The Utrecht Young Academy was launched last year. It provides a platform for young talents in science to collaborate. The Utrecht Young Academy aims to be a local counterpart to the Royal Netherlands Academy of Arts and Sciences’ Young Academy (De Jonge Akademie). Bringing together 24 talented young scientists is supposed to lead to an increase in interdisciplinary projects, and to reflect about the UU’s science policies.
In the podcast, Faez asks his guests about what they do, what they’re proud of, and why they’re working at the UU. “Every year, eight new members are welcomed to the UYA,” he explains. “The advantage of this is that we don’t have to hold elaborate introductions. And we’re saving every episode.” Making the podcast has other benefits for Faez. “I’m understanding more and more about the university’s other faculties.”
“I’m looking for interesting stories,” he says. “Everyone who works here, has one. It’s just a matter of asking the right questions to get people to tell me theirs.” To find the stories, he has developed his own tactics. “I’ll look at the resume and choose two publications.” In the first episode, he interviews Elaine Mak, professor of Jurisprudence, and among other things, they talk about articles she’s written with her sisters – who are also professors in the same discipline.
In the first series, Faez visits scientists other than those at the Sciences faculty. “I’m not too familiar with them, and therefore curious about them. I want to know what issues they face, and how they solve them.” According to Faez, it’s a good thing that the scientists get to talk themselves in the podcasts. “Often, scientists communicate through third parties, and a lot gets lost in translation,” he says. “You end up with people saying ‘I didn’t mean it the way it was printed’.”

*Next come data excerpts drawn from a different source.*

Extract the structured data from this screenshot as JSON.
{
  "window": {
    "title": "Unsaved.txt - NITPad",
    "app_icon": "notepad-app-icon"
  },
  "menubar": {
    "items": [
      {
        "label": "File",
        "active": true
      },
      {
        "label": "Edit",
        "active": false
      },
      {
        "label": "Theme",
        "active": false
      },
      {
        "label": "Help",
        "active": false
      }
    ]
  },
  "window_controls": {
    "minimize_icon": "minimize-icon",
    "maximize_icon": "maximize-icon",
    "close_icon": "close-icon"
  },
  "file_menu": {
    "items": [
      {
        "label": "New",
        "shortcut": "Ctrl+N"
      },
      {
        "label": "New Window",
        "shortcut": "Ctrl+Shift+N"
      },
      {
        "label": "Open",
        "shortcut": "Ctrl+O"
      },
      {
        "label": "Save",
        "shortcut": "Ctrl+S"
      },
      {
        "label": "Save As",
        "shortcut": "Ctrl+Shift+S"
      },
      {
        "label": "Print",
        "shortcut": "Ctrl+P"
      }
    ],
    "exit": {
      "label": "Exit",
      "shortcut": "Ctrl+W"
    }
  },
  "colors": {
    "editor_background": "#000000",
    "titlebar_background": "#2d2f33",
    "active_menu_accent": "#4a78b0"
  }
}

He does the interviews in English. “Everyone at the Utrecht Young Academy speaks Dutch,” Faez says, “but considering future members, it’s easier to do the interviews in English. The university’s community is becoming more international, and doing the podcast in English hopefully ensures everybody feels equally welcome.”
Aside from the introductions, the podcast also fulfills another one of the UYA’s goals: making sure that science stays in touch with the community. Through these stories, they want to create an image of how the world of science actually works. “Science and society often seem like two separate islands. But scientists are people, too. We use science to solve society’s issues.”
You can listen to the Utrecht Young Academy podcast at Soundcloud. There are plans to publish the podcasts at other platforms in the future.